Two dead on roads in Otago

Emergency services deal with an overturned vehicle down a steep bank on Cannibal Bay Rd. The car...
Emergency services deal with an overturned vehicle down a steep bank on Cannibal Bay Rd. The car's sole occupant was killed. Photo by Glenn Conway.
Two fatal crashes in Otago have marred the New Year break and pushed the country's holiday road toll to 15.

A 51-year-old Balclutha man may have been the first person to die on New Zealand roads in 2009, after a single-car crash near the Cannibal Bay coastal settlement.

A Kingston man in his late 40s was found dead yesterday morning near his motorcycle beside a bend on the Kingston to Queenstown highway (State Highway 6), just south of the Devils Staircase.

The man had been reported missing on Wednesday evening, police said.

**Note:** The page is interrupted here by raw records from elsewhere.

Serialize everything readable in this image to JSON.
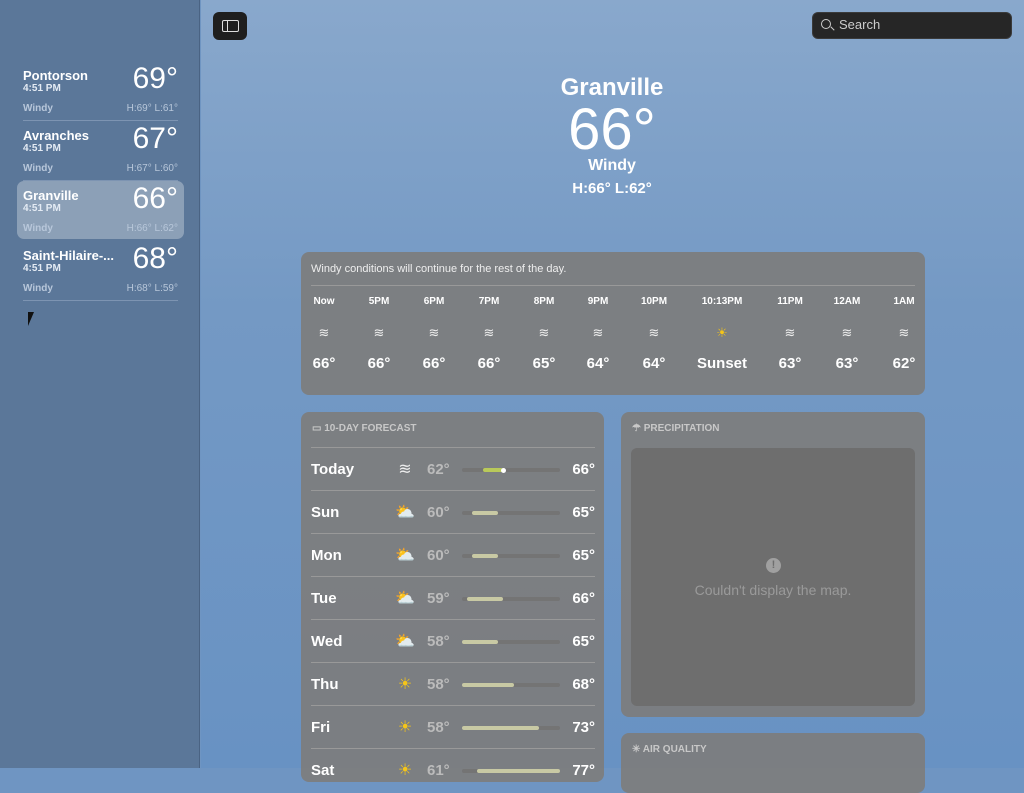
{
  "sidebar": {
    "locations": [
      {
        "name": "Pontorson",
        "time": "4:51 PM",
        "temp": "69°",
        "condition": "Windy",
        "hl": "H:69°  L:61°",
        "selected": false
      },
      {
        "name": "Avranches",
        "time": "4:51 PM",
        "temp": "67°",
        "condition": "Windy",
        "hl": "H:67°  L:60°",
        "selected": false
      },
      {
        "name": "Granville",
        "time": "4:51 PM",
        "temp": "66°",
        "condition": "Windy",
        "hl": "H:66°  L:62°",
        "selected": true
      },
      {
        "name": "Saint-Hilaire-...",
        "time": "4:51 PM",
        "temp": "68°",
        "condition": "Windy",
        "hl": "H:68°  L:59°",
        "selected": false
      }
    ]
  },
  "toolbar": {
    "search_placeholder": "Search"
  },
  "current": {
    "city": "Granville",
    "temp": "66°",
    "condition": "Windy",
    "hl": "H:66°  L:62°"
  },
  "hourly": {
    "summary": "Windy conditions will continue for the rest of the day.",
    "items": [
      {
        "time": "Now",
        "icon": "wind",
        "value": "66°"
      },
      {
        "time": "5PM",
        "icon": "wind",
        "value": "66°"
      },
      {
        "time": "6PM",
        "icon": "wind",
        "value": "66°"
      },
      {
        "time": "7PM",
        "icon": "wind",
        "value": "66°"
      },
      {
        "time": "8PM",
        "icon": "wind",
        "value": "65°"
      },
      {
        "time": "9PM",
        "icon": "wind",
        "value": "64°"
      },
      {
        "time": "10PM",
        "icon": "wind",
        "value": "64°"
      },
      {
        "time": "10:13PM",
        "icon": "sunset",
        "value": "Sunset"
      },
      {
        "time": "11PM",
        "icon": "wind",
        "value": "63°"
      },
      {
        "time": "12AM",
        "icon": "wind",
        "value": "63°"
      },
      {
        "time": "1AM",
        "icon": "wind",
        "value": "62°"
      }
    ]
  },
  "forecast": {
    "title": "10-DAY FORECAST",
    "range": [
      58,
      77
    ],
    "days": [
      {
        "day": "Today",
        "icon": "wind",
        "low": 62,
        "high": 66,
        "lo_label": "62°",
        "hi_label": "66°",
        "current": 66
      },
      {
        "day": "Sun",
        "icon": "partly-sunny",
        "low": 60,
        "high": 65,
        "lo_label": "60°",
        "hi_label": "65°"
      },
      {
        "day": "Mon",
        "icon": "partly-sunny",
        "low": 60,
        "high": 65,
        "lo_label": "60°",
        "hi_label": "65°"
      },
      {
        "day": "Tue",
        "icon": "partly-sunny",
        "low": 59,
        "high": 66,
        "lo_label": "59°",
        "hi_label": "66°"
      },
      {
        "day": "Wed",
        "icon": "partly-sunny",
        "low": 58,
        "high": 65,
        "lo_label": "58°",
        "hi_label": "65°"
      },
      {
        "day": "Thu",
        "icon": "sun",
        "low": 58,
        "high": 68,
        "lo_label": "58°",
        "hi_label": "68°"
      },
      {
        "day": "Fri",
        "icon": "sun",
        "low": 58,
        "high": 73,
        "lo_label": "58°",
        "hi_label": "73°"
      },
      {
        "day": "Sat",
        "icon": "sun",
        "low": 61,
        "high": 77,
        "lo_label": "61°",
        "hi_label": "77°"
      }
    ]
  },
  "precipitation": {
    "title": "PRECIPITATION",
    "message": "Couldn't display the map."
  },
  "air_quality": {
    "title": "AIR QUALITY"
  },
  "colors": {
    "sun": "#f5c518",
    "bar": "#c8c9a4",
    "today_bar": "#b9c95a"
  }
}
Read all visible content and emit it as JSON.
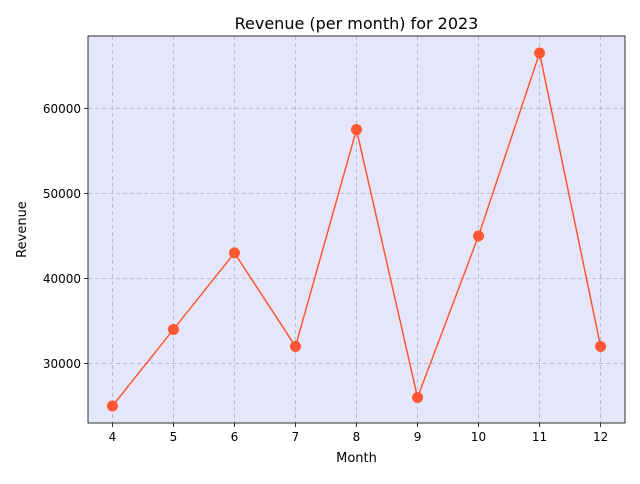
{
  "chart_data": {
    "type": "line",
    "title": "Revenue (per month) for 2023",
    "xlabel": "Month",
    "ylabel": "Revenue",
    "x": [
      4,
      5,
      6,
      7,
      8,
      9,
      10,
      11,
      12
    ],
    "series": [
      {
        "values": [
          25000,
          34000,
          43000,
          32000,
          57500,
          26000,
          45000,
          66500,
          32000
        ]
      }
    ],
    "xticks": [
      "4",
      "5",
      "6",
      "7",
      "8",
      "9",
      "10",
      "11",
      "12"
    ],
    "yticks": [
      30000,
      40000,
      50000,
      60000
    ],
    "ytick_labels": [
      "30000",
      "40000",
      "50000",
      "60000"
    ],
    "xlim": [
      3.6,
      12.4
    ],
    "ylim": [
      23000,
      68500
    ],
    "grid": true,
    "colors": {
      "plot_background": "#e6e6fa",
      "line": "#ff5733",
      "marker": "#ff5733",
      "grid": "#b0b0c8"
    }
  }
}
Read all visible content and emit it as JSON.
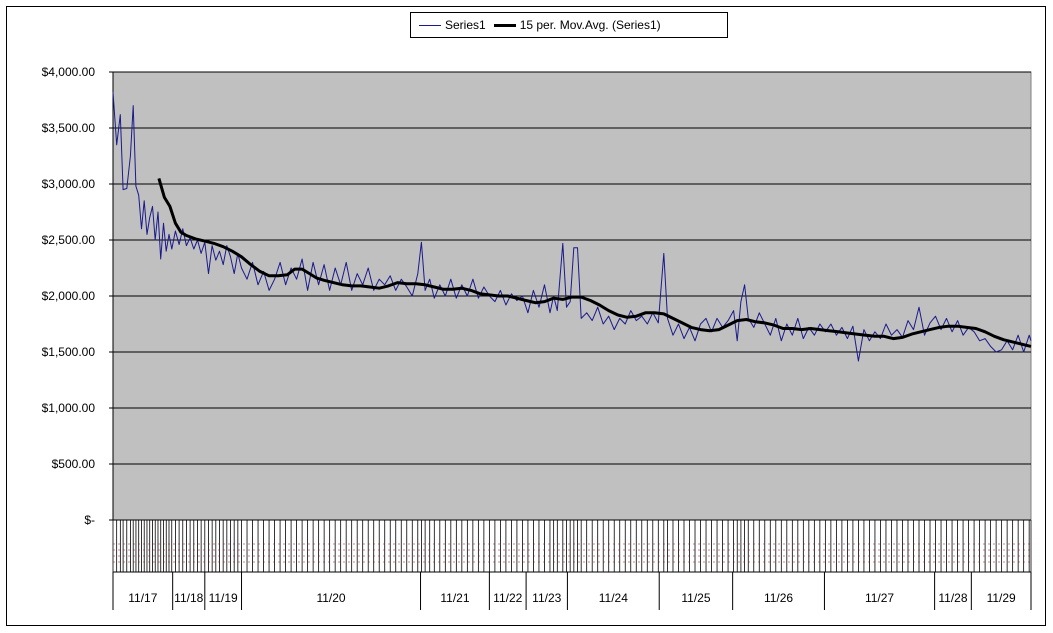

Police could not confirm yesterday when the Cannibal Bay crash happened because they had received different accounts of when the man left the seaside haven.

The man's name had not been released last night because not all his next of kin had been told of his death.

A passing couple spotted the man's four-wheel-drive 50m down a steep incline off Cannibal Bay Rd on a narrow, winding gravel road, about 4km from the site of a minivan crash on Tuesday.

It was the third crash on the road in the past 10 days.

The dead man, the sole occupant of the four-wheel-drive vehicle, was thought to have known the road well.

Sergeant Martin Bull, of Balclutha, said it was too early to say if speed and or alcohol were factors in the crash.

The man had visited friends at cribs at nearby Cannibal Bay on New Year's Eve but accounts from those people placed him in the area at different times.

Sgt Bull said the man's vehicle failed to negotiate a moderate right-hand bend, went off the road and down the incline.

It had rolled "a number of times" before coming to rest about 50m from the road.

Constable Kevin Woods, of Queenstown, said police found the motorcyclist's body next to his bike, just off the shoulder of the road, on State Highway 6 at 7.30am yesterday.

"We saw the bike off the road and found the body close by," Const Woods said.

The 48-year-old Kingston man, whose name had not been released last night, appeared to have had been travelling north and failed to take the right-hand bend "for whatever reason".

"Our understanding is he set off for Queenstown," Const Woods said.

Balclutha and Queenstown police appealed to motorists to come forward if they had any information or had seen anything relevant to the accidents.

In other accidents around the country yesterday, a 33-year-old Levin man was hit by a northbound car in the town centre while walking along the middle of State Highway 57 about 1.30am, and about 10.15am, a Swedish police inspector, 50-year-old Goran Oskarsson, was killed when the campervan in which he and his family were travelling crashed near the central North Island settlement of National Park.

The accidents brought to four the deaths this year, and the Christmas-New Year road toll last night stood at 15, with three and a-half days of the period remaining.

There were 18 deaths and 414 injuries for the 2007-08 holiday period.

The road toll for 2008 was provisionally 359, the lowest in 49 years, but may change when the timing of the Cannibal Bay fatality is confirmed.

The 2007 road toll was 421, and the 2006 toll was 393, according to the Ministry of Transport.